In light of the above, it is very clear that there exists an immediate need for change. Use of technology and complete digitalization of the Section 138 proceedings can help us in speedy disposal of the cases.
As we tend to trace the history and institution of the Negotiable Instruments Act, 1881 and concentrate on the territorial dialogue below Section 138 that deals with dishonour of cheques we tend to analyse the requirements that forced the Courts and also the Government to adopt landmark changes within the law. the most recent modification and also the gift current law being the 2015 Ordinance, has the result of nullifying the law as ordered down by the Supreme Court in 2014, Dasrat Rathod case.

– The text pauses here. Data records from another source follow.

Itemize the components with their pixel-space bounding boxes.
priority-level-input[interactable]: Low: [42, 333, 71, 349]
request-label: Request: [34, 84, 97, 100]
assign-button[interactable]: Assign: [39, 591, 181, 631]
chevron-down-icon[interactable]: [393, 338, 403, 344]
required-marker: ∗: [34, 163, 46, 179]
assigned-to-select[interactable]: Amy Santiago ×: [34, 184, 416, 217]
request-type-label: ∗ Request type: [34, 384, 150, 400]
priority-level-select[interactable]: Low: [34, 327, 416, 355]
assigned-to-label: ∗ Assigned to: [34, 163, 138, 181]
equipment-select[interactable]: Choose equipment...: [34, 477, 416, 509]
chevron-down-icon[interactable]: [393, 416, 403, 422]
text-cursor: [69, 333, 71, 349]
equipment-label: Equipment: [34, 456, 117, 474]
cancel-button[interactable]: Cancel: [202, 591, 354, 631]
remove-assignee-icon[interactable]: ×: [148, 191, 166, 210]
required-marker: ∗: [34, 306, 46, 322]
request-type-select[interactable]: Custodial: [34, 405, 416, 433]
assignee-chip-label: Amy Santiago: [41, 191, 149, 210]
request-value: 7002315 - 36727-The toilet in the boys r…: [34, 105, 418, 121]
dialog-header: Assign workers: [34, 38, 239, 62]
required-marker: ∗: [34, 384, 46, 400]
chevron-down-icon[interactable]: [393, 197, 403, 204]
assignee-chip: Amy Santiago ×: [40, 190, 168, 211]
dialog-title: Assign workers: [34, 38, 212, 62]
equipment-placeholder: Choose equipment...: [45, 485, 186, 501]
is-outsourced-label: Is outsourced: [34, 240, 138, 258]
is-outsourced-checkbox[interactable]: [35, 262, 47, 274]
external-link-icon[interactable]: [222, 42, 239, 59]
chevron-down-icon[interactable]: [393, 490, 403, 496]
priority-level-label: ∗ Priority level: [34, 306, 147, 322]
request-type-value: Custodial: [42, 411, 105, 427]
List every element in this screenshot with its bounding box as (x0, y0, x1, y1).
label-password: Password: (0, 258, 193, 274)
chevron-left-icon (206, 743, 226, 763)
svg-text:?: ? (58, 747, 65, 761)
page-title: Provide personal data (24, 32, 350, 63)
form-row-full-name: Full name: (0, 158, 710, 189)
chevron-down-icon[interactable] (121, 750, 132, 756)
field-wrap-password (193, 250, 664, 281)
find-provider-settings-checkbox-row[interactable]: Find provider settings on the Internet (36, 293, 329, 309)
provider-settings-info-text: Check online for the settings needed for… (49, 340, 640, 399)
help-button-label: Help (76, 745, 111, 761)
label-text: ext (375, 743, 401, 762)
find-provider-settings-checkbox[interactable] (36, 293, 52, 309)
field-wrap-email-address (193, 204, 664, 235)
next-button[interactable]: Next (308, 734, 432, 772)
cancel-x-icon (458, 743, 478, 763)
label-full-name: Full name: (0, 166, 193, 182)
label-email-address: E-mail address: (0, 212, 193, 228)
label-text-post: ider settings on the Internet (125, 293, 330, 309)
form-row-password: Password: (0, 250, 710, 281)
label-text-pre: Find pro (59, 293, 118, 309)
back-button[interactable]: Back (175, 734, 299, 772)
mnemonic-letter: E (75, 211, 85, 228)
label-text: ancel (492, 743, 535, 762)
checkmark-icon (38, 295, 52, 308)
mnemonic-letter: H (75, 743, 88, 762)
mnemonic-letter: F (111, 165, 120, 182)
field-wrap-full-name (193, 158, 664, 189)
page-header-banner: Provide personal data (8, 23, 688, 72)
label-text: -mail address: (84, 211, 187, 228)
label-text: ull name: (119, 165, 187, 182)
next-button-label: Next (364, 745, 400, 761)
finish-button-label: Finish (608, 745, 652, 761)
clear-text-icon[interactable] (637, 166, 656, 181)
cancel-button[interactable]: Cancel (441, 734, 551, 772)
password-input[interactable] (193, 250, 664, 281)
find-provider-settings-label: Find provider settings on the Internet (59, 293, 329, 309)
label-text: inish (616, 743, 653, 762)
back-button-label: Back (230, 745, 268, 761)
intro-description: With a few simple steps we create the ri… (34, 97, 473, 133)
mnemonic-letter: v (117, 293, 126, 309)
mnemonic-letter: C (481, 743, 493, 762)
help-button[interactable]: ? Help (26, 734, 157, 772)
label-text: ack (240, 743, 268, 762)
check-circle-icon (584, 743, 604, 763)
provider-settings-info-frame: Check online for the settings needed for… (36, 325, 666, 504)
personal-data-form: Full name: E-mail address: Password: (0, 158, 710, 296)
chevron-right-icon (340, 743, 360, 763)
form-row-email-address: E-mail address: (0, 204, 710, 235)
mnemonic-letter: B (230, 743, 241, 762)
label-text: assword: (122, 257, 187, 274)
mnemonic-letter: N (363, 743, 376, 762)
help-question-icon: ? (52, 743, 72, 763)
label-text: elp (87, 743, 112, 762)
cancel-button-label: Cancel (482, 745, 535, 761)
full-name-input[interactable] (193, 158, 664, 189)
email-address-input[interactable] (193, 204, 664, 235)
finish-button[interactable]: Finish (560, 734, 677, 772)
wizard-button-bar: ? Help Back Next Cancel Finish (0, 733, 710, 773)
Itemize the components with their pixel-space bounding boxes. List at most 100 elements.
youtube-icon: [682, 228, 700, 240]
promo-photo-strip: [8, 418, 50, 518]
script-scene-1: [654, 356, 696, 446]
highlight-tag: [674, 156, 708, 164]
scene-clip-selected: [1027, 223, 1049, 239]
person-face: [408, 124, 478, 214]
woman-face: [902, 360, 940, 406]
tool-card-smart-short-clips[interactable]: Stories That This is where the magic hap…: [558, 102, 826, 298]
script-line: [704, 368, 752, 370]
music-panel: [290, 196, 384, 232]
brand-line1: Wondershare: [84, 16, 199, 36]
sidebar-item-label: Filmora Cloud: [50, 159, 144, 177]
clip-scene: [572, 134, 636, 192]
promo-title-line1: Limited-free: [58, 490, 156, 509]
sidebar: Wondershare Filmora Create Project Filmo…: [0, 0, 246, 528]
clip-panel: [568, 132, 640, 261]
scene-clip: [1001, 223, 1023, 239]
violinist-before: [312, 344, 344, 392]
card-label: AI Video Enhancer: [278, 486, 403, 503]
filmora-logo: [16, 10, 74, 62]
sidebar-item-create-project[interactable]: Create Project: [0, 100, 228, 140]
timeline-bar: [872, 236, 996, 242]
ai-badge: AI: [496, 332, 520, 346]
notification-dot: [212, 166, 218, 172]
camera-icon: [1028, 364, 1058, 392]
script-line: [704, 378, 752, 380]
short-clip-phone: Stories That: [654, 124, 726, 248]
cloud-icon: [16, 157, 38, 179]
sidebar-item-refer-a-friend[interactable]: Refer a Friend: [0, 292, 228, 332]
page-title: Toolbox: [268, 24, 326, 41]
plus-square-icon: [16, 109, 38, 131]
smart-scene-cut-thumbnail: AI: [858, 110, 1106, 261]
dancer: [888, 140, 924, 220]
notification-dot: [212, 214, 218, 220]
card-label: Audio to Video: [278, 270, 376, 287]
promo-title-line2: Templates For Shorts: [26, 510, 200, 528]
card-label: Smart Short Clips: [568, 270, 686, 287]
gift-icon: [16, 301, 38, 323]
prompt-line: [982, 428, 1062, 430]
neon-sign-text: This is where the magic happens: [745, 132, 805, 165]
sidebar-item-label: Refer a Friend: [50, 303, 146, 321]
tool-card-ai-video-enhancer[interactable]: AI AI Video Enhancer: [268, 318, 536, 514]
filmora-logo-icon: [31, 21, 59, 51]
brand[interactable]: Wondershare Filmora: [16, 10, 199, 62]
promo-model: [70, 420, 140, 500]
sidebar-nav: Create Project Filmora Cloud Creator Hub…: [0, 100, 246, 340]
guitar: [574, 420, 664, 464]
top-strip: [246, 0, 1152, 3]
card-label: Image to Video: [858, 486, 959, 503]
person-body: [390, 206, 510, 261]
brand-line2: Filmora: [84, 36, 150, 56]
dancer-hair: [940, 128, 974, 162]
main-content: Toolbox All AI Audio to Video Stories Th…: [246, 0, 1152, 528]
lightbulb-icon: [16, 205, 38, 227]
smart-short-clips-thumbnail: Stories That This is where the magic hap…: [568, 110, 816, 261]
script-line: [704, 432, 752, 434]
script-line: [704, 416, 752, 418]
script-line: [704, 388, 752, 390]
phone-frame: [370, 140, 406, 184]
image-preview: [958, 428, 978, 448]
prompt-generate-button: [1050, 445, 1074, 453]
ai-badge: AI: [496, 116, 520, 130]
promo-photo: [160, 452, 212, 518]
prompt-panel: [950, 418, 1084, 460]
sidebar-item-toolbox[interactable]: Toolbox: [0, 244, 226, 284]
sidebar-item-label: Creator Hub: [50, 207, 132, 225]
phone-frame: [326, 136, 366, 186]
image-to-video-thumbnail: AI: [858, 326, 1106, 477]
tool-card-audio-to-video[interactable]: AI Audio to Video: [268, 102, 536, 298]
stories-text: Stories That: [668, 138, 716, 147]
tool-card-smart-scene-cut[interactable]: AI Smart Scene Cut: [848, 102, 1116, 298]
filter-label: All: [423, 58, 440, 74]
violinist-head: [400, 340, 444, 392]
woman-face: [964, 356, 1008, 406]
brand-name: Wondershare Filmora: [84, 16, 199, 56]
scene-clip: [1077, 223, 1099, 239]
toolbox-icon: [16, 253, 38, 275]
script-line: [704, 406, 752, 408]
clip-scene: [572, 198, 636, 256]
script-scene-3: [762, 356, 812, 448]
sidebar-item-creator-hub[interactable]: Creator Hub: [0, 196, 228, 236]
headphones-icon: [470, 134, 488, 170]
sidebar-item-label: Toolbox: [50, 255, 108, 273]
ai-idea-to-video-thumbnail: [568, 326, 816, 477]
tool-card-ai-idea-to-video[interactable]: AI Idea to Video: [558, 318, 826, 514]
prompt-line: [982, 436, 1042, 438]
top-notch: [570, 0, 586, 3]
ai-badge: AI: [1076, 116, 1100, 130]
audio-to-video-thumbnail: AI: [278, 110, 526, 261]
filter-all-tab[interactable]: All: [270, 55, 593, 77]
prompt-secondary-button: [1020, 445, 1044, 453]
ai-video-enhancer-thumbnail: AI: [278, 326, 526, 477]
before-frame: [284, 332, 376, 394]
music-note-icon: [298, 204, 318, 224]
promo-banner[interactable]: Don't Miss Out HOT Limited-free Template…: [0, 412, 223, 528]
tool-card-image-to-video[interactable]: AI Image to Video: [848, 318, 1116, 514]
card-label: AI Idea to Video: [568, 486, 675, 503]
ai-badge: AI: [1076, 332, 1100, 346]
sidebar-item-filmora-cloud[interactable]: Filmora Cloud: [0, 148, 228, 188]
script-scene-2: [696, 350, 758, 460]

The legal result of the Ordinance is that, thus on institute a criticism below Section 138, an equivalent should be instituted as per: If the cheque is delivered for assortment through associate account, the branch of the bank wherever the recipient or holder, maintains the account, is placed; or If the cheque is given for payment by the recipient or holder otherwise through his account, the branch of the payer bank wherever the drawer maintains the account, is situated. This law comes with a promise to unravel and aid in not solely the speedy disposal of the unfinished cases touching on complaints below 138, however additionally to bring a holiness to the system by seeking to restrict on defaults in payments. It clarifies the legal position on jurisdiction and additionally seeks to stay up with the fashionable industry.